Inspired by Hans Christian Andersen’s ‘The Snow Queen,’ ‘Frozen’ centers on sisters Elsa and Anna, princesses of the bustling Scandinavian-inspired kingdom of Arendelle. As children they were inseparable playmates, but a dark secret has put up a wall between older sister Elsa and the rambunctious little sister she is determined to protect. See, Elsa (Idina Menzel) was born with the ability to manifest snow and ice, but it’s a power she can’t always control. So, her well-intentioned but misguided parents teach her to conceal this side of herself, and in doing so turn their eldest into a lonely recluse who fears who she is.

Undaunted, the tenacious and spirited Anna (Kristen Bell) has hopes her sister’s self-isolation will melt away once Elsa is made queen. But on that fateful day, this carefree and klutzy little sister sets off a chain of events that runs Elsa out of town and throws all of Arendelle into an eternal winter. Determined to save her home and her beloved sister, Anna sets out on a quest into the icy wilderness. Along the way, she meets a gruff woodsman (Jonathan Groff), his loyal reindeer, a talking snowman (Josh Gad) and many more magical creatures.

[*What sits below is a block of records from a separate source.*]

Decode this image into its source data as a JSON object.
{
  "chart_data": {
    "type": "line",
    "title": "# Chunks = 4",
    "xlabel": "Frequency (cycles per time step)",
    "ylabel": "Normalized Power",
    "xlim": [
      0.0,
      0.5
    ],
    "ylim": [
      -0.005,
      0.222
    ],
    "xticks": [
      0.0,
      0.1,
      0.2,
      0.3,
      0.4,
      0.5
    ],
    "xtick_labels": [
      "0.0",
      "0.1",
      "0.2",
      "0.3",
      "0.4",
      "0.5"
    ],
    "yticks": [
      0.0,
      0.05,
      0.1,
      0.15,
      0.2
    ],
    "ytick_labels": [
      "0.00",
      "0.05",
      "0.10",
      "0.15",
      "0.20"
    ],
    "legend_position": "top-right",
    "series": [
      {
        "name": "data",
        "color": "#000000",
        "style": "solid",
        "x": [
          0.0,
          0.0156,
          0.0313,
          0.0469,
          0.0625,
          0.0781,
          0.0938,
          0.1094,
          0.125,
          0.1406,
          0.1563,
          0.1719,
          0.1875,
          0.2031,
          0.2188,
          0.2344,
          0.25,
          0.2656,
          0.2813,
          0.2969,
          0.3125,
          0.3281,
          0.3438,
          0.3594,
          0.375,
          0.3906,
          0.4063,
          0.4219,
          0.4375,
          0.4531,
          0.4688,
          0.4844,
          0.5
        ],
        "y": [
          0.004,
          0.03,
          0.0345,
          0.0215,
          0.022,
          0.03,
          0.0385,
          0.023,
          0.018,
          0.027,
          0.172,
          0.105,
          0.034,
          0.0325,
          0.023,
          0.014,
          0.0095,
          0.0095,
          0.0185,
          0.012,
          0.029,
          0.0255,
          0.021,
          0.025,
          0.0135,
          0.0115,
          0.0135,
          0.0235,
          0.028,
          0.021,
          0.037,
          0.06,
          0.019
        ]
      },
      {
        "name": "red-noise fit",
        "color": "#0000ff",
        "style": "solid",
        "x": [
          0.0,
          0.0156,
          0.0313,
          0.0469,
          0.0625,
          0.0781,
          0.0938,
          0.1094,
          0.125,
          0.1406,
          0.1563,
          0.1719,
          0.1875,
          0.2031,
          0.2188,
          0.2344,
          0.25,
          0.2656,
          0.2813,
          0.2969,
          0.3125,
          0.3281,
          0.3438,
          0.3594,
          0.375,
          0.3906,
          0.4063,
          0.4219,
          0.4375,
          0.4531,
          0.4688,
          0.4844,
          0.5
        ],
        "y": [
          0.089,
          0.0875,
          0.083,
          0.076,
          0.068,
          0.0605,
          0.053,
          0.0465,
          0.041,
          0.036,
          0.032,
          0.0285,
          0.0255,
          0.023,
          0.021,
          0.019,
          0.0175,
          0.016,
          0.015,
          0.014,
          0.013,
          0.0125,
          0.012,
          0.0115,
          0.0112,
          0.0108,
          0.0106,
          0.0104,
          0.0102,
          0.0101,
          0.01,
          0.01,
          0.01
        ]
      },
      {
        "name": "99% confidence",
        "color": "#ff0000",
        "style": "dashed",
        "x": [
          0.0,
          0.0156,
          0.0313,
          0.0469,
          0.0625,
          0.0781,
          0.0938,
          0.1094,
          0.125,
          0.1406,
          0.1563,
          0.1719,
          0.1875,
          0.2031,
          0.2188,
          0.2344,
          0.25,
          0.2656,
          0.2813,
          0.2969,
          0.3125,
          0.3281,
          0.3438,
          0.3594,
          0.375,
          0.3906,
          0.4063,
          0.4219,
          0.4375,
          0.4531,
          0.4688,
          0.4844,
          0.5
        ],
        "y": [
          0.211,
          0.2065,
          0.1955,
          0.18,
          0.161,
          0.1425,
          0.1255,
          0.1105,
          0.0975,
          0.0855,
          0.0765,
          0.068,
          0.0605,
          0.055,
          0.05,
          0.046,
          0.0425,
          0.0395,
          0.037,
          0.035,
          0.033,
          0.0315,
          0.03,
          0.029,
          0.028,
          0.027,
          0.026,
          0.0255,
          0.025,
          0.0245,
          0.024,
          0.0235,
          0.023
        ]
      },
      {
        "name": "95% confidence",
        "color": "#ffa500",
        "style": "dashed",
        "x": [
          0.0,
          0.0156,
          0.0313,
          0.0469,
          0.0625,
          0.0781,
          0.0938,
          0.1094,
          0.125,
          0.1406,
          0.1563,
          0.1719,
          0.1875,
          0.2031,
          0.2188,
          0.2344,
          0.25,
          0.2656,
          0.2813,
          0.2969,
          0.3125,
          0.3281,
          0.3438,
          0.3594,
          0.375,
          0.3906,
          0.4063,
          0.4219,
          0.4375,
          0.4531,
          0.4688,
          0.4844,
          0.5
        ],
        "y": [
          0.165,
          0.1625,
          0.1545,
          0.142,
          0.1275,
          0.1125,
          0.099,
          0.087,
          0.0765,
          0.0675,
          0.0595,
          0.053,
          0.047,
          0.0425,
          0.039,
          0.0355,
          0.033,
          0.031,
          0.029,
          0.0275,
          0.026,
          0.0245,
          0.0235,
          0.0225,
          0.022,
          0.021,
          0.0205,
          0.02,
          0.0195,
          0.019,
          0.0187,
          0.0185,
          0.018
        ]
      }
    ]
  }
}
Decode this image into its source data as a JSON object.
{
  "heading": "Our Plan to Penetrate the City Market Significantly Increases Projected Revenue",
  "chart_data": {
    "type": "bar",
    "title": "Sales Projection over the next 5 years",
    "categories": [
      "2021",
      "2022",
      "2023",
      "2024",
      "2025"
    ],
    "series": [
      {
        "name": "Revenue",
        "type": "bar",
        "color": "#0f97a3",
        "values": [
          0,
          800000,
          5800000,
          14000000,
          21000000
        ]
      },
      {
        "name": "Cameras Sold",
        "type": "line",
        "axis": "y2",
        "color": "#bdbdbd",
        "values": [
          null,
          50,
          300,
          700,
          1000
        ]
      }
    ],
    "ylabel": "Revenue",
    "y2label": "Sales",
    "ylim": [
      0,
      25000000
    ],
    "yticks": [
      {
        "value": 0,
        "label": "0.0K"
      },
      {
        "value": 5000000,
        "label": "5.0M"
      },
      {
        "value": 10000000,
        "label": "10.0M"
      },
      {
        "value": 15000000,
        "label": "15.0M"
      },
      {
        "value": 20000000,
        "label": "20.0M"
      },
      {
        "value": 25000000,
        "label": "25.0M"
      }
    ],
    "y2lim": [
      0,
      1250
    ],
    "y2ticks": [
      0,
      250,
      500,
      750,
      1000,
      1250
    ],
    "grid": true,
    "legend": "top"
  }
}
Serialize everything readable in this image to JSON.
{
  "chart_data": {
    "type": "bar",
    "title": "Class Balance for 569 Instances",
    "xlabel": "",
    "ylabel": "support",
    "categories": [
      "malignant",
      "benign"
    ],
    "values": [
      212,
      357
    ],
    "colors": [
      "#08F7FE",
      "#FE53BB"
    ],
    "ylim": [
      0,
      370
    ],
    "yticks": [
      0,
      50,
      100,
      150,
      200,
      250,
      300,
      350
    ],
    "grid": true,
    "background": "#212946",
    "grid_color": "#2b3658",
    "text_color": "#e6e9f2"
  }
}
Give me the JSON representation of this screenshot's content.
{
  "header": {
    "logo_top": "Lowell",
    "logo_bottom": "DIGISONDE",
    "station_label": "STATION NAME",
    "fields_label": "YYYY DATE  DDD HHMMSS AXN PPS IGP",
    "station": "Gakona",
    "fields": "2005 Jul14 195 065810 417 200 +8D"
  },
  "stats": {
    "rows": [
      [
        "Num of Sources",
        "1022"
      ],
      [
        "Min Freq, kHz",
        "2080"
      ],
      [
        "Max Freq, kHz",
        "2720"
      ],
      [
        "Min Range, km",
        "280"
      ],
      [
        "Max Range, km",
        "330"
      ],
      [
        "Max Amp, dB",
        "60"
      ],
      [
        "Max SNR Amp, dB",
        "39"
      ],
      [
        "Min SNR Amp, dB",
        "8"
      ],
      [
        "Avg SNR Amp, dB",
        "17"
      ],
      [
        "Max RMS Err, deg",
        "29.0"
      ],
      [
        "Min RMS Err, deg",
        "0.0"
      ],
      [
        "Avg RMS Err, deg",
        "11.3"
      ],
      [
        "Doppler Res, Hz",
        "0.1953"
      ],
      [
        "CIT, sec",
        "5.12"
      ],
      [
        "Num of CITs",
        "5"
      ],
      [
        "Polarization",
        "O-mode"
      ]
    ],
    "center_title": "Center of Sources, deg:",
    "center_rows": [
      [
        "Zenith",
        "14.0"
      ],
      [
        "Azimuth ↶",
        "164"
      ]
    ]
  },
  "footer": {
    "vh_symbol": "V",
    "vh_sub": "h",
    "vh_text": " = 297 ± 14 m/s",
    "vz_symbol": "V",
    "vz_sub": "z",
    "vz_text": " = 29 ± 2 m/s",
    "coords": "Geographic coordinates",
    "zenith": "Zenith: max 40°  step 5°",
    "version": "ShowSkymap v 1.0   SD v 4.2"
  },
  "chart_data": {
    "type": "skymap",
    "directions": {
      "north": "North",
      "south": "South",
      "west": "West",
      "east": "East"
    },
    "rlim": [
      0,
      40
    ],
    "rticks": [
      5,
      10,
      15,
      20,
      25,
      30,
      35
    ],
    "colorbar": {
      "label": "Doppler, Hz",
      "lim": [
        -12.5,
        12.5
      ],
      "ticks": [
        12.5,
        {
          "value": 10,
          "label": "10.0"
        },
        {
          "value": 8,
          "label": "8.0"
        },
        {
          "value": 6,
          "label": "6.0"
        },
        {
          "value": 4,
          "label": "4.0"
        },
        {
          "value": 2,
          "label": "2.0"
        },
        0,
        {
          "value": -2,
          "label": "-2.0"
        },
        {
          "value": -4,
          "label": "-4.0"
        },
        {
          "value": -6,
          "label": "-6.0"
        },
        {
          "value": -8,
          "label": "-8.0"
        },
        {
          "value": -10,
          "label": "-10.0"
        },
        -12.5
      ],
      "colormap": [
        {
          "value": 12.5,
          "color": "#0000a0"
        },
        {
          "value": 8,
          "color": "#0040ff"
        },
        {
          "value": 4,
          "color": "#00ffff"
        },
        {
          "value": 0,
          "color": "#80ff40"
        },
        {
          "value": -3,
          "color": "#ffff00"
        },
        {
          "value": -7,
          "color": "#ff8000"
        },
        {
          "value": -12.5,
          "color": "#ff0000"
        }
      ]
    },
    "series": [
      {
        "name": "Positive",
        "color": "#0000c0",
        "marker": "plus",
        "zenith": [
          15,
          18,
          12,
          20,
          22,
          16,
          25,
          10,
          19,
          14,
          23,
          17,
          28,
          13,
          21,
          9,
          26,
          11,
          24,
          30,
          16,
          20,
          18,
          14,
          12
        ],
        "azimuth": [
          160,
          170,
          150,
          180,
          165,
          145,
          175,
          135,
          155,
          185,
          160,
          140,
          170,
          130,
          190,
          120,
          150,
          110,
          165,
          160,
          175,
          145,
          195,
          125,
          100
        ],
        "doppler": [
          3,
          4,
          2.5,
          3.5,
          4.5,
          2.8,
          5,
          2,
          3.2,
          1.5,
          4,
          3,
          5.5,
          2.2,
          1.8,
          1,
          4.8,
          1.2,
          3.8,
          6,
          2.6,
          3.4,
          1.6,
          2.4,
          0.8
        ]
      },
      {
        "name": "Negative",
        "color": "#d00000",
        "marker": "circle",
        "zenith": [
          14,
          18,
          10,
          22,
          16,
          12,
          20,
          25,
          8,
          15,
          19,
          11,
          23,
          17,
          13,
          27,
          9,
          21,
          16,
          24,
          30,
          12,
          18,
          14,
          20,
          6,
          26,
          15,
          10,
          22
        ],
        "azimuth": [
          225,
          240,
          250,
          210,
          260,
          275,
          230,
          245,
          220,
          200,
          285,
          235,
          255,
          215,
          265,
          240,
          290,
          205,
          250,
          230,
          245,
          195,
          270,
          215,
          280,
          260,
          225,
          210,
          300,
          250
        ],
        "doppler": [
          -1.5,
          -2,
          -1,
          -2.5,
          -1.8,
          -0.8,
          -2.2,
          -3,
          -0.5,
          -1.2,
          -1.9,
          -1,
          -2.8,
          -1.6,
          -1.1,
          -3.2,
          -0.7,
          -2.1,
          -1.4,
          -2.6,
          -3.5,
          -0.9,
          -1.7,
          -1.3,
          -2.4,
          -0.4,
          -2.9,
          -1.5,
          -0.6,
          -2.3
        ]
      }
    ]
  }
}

While there’s plenty of adventure and rousing action sequences, ‘Frozen’ is at its core a story about sisterhood, love and self-discovery. The screenplay by Jennifer Lee is vibrant and clever, subverting old-fashioned princess tropes over more progressive messages about love and romance. From this solid base, she and co-director Chris Buck have constructed a dazzling and entertaining narrative that’s filled to the brim with fun and heart.

The animation is luxurious, reveling in delicate details like filigrees of ice, droplets that light up willow trees like Christmas bulbs, and brightly colored costumes with textures like suede, silk, velvet and satin. This care to detail naturally extends to the movie’s characters, whose physicality feels grounded in reality, yet heightened by Disney musical theatricality. And the vocal performances from the likes of Kristen Bell, Alan Tudyk, and Broadway stars like Idina Menzel, Josh Gad and Jonathan Groff radiate with verve and wonder.

Bell’s ardent enthusiasm plays perfectly against the tension-strained delivery of Menzel’s conflicted Snow Queen. And Groff pulls double duty as the socially awkward woodsman Kristoff, who also speaks on behalf of his reindeer sidekick Sven. Personally, I worried the talking snowman Olaf (voiced by Broadway star Josh Gad) would be too kooky and one-note to be much more than obnoxious long term. But instead he is an irrepressible joy, spurring characters (and us) to hope and laugh even in the movie’s darkest moments.

Ultimately, ‘Frozen’ is a total crowd-pleaser from start to finish. Its musical numbers kick off the film with an intoxicating energy, and carry it through with one toe-tapping tune after another. With some of Broadway’s best performing them, these songs thrum with so much emotion that I can’t wait to listen to them on a shamelessly endless loop. Most of these numbers deftly deliver character info or drive along the story, but they are so entertaining that the effect is seamless, never stalling the plot. Well, almost never. There is one number about “fixer upper” relationships that seems to fly in the face of many of the movie’s themes as well as stopping its momentum cold. But this ditty is mercifully short.

But in spite of this minor flaw, I can’t stress enough how fantastic ‘Frozen’ is. It’s funny and moving, exciting and thought provoking. Moreover, it’s such a pleasure to watch that it’s sure to be a favorite for audiences of all ages. Better still, ‘Frozen’ is so deeply beautiful that it is sure to inspire children, artists and animators for generations to come.


‘Frozen’ opens in theaters on Nov. 27.